Marias Wohnung wirkte wie ein gut gehütetes Geheimnis. Sie war winzig, aber sehr gepflegt. Ein Ort, an dem man sich sofort geborgen fühlte.
In der Küche setzte Maria Wasser auf und deckte den Tisch.
»Setz dich«, bat sie ihren Gast. »Ich weiß ja nicht, was du so magst.«
Eine tiefe Zufriedenheit erfüllte sie – das fast vergessene Glück, etwas uneigennützig Gutes zu tun. Nachdem sie gegessen hatten, führte sie die Fremde in ihr Schlafzimmer zum Kleiderschrank.
Schnell fand sich ein passendes Outfit. Eine Jeans, ein T-Shirt, eine Strickjacke und ein paar flache Schuhe.
Noch immer hatte die junge Frau kaum gesprochen, hatte außer ›danke‹ so gut wie kein Wort hervorgebracht.
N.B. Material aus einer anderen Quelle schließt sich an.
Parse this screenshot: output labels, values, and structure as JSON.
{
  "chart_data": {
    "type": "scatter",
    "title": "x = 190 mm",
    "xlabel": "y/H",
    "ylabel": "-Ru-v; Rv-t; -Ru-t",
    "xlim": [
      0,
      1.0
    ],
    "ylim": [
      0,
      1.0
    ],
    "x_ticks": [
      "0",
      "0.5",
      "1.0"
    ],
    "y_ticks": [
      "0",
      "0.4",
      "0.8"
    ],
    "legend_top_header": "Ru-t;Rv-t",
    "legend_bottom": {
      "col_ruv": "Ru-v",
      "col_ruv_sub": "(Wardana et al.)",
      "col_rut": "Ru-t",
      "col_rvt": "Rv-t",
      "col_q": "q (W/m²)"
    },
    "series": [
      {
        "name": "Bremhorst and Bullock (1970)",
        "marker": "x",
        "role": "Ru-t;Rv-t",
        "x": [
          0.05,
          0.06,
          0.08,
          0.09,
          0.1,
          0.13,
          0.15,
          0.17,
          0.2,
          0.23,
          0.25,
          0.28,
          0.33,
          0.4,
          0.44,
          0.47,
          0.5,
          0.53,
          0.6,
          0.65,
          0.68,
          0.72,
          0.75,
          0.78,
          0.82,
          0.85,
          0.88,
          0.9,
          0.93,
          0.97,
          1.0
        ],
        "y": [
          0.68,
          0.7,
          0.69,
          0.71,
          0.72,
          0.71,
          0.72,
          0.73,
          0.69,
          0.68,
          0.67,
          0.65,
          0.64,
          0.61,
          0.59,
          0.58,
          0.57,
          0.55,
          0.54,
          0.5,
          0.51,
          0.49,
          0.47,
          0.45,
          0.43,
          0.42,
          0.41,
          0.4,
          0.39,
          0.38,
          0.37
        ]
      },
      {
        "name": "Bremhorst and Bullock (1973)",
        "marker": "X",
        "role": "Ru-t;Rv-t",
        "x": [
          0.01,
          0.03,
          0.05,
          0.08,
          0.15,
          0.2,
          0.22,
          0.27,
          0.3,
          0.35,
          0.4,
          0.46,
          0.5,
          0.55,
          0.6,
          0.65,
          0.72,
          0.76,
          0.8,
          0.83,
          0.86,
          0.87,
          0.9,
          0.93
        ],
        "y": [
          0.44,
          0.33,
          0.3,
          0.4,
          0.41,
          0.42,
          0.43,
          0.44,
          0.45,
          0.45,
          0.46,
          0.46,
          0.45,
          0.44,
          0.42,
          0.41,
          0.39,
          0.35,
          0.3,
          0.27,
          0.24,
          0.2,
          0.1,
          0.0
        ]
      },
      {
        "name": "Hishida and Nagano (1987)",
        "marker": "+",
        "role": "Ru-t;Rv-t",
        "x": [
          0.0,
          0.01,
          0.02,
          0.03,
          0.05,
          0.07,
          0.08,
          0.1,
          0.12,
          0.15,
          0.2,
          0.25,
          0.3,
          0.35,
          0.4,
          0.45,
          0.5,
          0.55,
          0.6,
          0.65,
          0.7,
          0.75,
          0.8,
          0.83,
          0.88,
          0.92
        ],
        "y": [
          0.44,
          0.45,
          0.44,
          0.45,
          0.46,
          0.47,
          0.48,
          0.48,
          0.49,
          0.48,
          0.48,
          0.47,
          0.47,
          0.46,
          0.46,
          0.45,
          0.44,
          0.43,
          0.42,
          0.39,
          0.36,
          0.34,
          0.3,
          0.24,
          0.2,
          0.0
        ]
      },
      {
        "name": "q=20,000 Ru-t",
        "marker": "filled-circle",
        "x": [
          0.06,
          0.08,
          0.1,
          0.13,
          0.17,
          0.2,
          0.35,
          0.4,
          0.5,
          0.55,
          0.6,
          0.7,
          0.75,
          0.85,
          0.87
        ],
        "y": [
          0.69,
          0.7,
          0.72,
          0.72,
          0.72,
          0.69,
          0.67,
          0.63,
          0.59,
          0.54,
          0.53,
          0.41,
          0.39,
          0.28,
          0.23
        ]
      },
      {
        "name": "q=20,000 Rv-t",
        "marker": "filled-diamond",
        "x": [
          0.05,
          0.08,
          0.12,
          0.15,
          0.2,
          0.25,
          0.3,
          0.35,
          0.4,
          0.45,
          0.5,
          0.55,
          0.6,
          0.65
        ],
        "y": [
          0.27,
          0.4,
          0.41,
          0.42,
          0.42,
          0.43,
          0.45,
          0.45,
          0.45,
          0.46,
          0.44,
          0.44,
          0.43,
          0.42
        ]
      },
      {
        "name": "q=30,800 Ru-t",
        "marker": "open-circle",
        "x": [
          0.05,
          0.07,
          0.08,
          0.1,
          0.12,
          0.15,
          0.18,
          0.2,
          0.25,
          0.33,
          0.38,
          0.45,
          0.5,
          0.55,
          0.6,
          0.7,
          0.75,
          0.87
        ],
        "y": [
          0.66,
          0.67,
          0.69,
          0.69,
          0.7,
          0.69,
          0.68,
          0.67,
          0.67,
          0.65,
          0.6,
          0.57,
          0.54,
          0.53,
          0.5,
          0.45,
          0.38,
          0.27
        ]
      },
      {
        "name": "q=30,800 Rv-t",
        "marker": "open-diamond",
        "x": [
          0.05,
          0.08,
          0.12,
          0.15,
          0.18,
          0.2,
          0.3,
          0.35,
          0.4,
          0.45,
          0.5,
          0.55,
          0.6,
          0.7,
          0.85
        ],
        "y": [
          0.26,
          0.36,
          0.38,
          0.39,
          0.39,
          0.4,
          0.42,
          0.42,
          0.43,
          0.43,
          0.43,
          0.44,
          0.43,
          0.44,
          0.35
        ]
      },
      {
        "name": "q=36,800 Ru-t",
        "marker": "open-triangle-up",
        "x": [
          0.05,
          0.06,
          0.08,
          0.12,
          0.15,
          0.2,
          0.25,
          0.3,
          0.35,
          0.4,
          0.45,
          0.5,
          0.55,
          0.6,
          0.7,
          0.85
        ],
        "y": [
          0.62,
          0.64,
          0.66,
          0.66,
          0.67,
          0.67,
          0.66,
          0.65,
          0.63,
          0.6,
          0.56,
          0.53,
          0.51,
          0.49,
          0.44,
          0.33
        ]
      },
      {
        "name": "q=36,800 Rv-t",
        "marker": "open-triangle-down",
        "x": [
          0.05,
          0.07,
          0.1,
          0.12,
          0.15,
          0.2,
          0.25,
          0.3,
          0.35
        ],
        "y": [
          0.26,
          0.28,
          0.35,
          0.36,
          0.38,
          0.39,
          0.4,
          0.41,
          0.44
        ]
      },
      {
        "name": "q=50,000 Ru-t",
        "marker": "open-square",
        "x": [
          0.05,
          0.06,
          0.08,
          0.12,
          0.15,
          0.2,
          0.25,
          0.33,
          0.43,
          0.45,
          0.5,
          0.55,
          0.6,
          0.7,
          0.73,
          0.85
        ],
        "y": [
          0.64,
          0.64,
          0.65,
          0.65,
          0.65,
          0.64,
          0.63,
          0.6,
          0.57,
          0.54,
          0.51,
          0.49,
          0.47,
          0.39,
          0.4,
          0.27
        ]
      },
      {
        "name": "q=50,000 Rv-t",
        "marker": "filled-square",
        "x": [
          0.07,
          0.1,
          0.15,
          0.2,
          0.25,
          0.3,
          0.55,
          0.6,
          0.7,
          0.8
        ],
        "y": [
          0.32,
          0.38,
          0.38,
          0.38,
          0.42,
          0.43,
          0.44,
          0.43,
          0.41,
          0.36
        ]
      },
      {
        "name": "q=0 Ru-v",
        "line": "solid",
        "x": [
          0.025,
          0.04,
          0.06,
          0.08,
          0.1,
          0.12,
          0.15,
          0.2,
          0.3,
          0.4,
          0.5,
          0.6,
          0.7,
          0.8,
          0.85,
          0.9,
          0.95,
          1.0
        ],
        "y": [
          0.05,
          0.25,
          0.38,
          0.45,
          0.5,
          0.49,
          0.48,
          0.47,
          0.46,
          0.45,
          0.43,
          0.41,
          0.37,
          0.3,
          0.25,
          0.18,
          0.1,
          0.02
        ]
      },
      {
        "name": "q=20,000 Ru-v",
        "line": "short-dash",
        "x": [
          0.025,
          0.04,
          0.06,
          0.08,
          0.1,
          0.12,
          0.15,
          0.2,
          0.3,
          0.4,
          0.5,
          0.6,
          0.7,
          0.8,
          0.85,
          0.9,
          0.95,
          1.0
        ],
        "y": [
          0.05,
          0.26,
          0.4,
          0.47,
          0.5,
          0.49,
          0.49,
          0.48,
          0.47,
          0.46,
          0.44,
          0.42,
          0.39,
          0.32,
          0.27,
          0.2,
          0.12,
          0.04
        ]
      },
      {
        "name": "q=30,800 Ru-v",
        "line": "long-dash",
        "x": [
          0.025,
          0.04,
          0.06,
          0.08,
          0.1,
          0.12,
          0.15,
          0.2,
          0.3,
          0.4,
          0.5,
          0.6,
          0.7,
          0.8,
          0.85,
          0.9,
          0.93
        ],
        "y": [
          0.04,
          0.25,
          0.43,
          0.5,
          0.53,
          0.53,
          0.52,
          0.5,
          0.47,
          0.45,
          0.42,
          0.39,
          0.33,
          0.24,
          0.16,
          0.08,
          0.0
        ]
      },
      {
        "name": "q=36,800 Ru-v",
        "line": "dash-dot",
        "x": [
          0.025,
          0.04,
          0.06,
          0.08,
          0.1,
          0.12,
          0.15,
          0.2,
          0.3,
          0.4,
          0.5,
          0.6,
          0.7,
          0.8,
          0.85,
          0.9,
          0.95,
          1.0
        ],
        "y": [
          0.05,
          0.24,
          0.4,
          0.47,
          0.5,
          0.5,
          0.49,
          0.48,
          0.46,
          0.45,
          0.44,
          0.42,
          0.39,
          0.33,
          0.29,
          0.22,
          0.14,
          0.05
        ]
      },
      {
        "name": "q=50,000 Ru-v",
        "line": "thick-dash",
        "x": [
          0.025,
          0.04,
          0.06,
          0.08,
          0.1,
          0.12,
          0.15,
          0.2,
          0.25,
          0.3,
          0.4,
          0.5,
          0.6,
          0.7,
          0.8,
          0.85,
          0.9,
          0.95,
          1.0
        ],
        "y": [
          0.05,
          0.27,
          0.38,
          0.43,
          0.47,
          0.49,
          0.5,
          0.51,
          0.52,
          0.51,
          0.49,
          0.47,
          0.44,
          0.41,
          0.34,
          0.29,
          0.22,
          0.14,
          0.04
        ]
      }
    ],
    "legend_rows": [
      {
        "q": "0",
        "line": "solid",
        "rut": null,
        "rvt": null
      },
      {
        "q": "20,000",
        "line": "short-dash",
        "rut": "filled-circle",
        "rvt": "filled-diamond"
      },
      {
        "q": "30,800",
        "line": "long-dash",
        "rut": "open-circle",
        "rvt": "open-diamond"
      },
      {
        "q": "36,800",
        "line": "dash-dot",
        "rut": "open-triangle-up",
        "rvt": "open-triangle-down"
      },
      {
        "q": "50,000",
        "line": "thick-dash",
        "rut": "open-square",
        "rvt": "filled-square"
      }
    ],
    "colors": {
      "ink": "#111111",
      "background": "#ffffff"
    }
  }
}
Dafür sprach Maria umso mehr. Schon lange hatte ihr keiner mehr richtig zugehört. Und Zuhören, das konnte diese Fremde. In ihren Augen lag etwas, das ihr nahezu grenzenlos Trost schenkte.
Inzwischen war es Nacht geworden und Maria deutete auf die Couch. »Du kannst hier übernachten«, sagte sie und bereitete ihrem Gast mit einem Kissen und einer Decke ein Bett.
»Ich war auch mal in so einer Situation wie du. Wäre froh gewesen, wenn mir jemand geholfen hätte.« Seufzend nahm Maria neben dem fremden Mädchen Platz. »Ich bin von zu Hause weg, weil ich mit dem neuen Freund meiner Mutter nicht klarkam.«
Plötzlich war alles wieder da. Die Wut, die Angst, die Verzweiflung, die Scham. Ihre Hände zitterten, Tränen schossen ihr in die Augen. Maria nahm ihre ganze Kraft zusammen. Es war ein Kampf gegen sich selbst. Ein letztes Aufbäumen gegen die Flut lang angestauter Erinnerungen, aufgewühlt durch den Anblick der Fremden. Ein Wirbel in ihrem Innern, ein Tosen, ein Sturm. So sehr sie sich auch wehrte, jetzt brach der Damm.
»Ich war vierzehn, als er mich das erste Mal angefasst hat.«
Abwartend, fast unbeteiligt, sah die Fremde sie an. Ihre Zurückhaltung verlieh Maria Sicherheit. Vor ihr musste sie sich nicht beherrschen und so sank sie schluchzend in sich zusammen. Minutenlang heulte sie hemmungslos, den Kopf im Schoß der Fremden, die ihr mit mechanischen Gesten übers Haar strich. Zwischen ihr und ihrem Gast war nichts, das sie trennte. Marias Vertrauen war grenzenlos. Wie von alleine flossen ihr die Worte von den Lippen.